The company is present across four states – Telangana, Karnataka, Andhra Pradesh, and Tamil Nadu, through online and offline channels. The company is also eyeing expansion into Kerala and Maharashtra, further solidifying its footprint.

With a current store area of 6.5 lakh square feet, Sai Silks is set to add 90,000 square feet soon, aiming to grow its store base by 10-15% annually.

The company’s retail footprint is growing rapidly, with plans to expand its network of stores from 61 to 100 by 2026. The focus is on premium formats, which are expected to boost profitability, given the 18% operating profit margin achieved in FY24.

The saree market is undergoing a transformation, with more consumers opting for organised retailers. This trend is beneficial for companies like Sai Silks, as the organised sector’s share has grown from 14% in 2007 to 32% in FY20.

The wedding market experienced a downturn in the June quarter, with a 70% year-over-year decline in wedding dates. Despite this headwind, Sai Silks managed to maintain strong financial performance, highlighted by a 41.3% gross profit margin, healthy debt levels, and impressive returns on capital and equity.

The return on capital and return on equity in FY24 stood at 19% and 14%, respectively.

The stock was listed a year ago, at an offer price of 210-222. It is currently trading at a discount from that price and is down 45% from its peak.

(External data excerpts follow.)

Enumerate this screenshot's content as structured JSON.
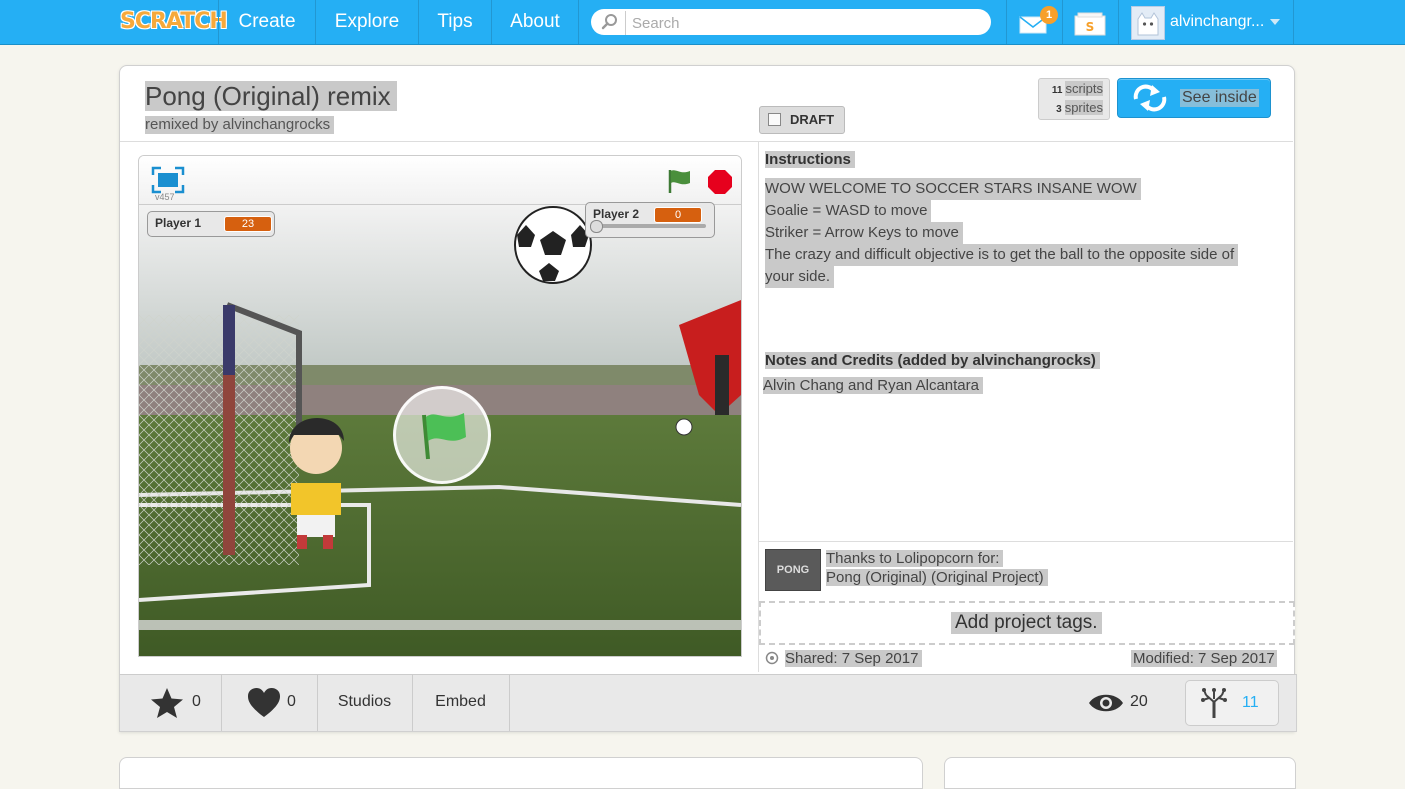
{
  "nav": {
    "logo": "SCRATCH",
    "create": "Create",
    "explore": "Explore",
    "tips": "Tips",
    "about": "About",
    "search_placeholder": "Search",
    "mail_badge": "1",
    "username": "alvinchangr..."
  },
  "project": {
    "title": "Pong (Original) remix",
    "remixed_by": "remixed by alvinchangrocks",
    "draft_label": "DRAFT",
    "scripts_count": "11",
    "scripts_label": "scripts",
    "sprites_count": "3",
    "sprites_label": "sprites",
    "see_inside": "See inside",
    "version": "v457"
  },
  "stage": {
    "var1_label": "Player 1",
    "var1_value": "23",
    "var2_label": "Player 2",
    "var2_value": "0",
    "var2_slider_fraction": 0
  },
  "info": {
    "instructions_heading": "Instructions",
    "instructions_lines": [
      "WOW WELCOME TO SOCCER STARS INSANE WOW",
      "Goalie = WASD to move",
      "Striker = Arrow Keys to move",
      "The crazy and difficult objective is to get the ball to the opposite side of",
      "your side."
    ],
    "notes_heading": "Notes and Credits (added by alvinchangrocks)",
    "credits": "Alvin Chang and Ryan Alcantara",
    "thanks_line1": "Thanks to Lolipopcorn for:",
    "thanks_line2": "Pong (Original) (Original Project)",
    "thumb_text": "PONG",
    "add_tags": "Add project tags.",
    "shared": "Shared: 7 Sep 2017",
    "modified": "Modified: 7 Sep 2017"
  },
  "actions": {
    "favorites": "0",
    "loves": "0",
    "studios": "Studios",
    "embed": "Embed",
    "views": "20",
    "remixes": "11"
  },
  "colors": {
    "nav_blue": "#25aff4",
    "var_orange": "#d6600f",
    "flag_green": "#4cbf56",
    "stop_red": "#e6001d"
  }
}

At 173, the stock is trading at a PE ratio of 31. The recent insider buying was at a level of 174.

This is not a stock recommendation. Sai Silks (Kalamandir) Ltd faces inherent risks, including stiff competition, challenges in executing its expansion plans, and the potential for shifting consumer preferences. 

Also read: Festive season spurs consumer spending in smaller towns

Any investment decision should be made after thorough due diligence. However, amid the current uncertainty, this company stands out as a promising candidate to watch, especially for those looking to capitalise on the booming wedding theme market.

Disclaimer: This article is for information purposes only. It is not a stock recommendation and should not be treated as such.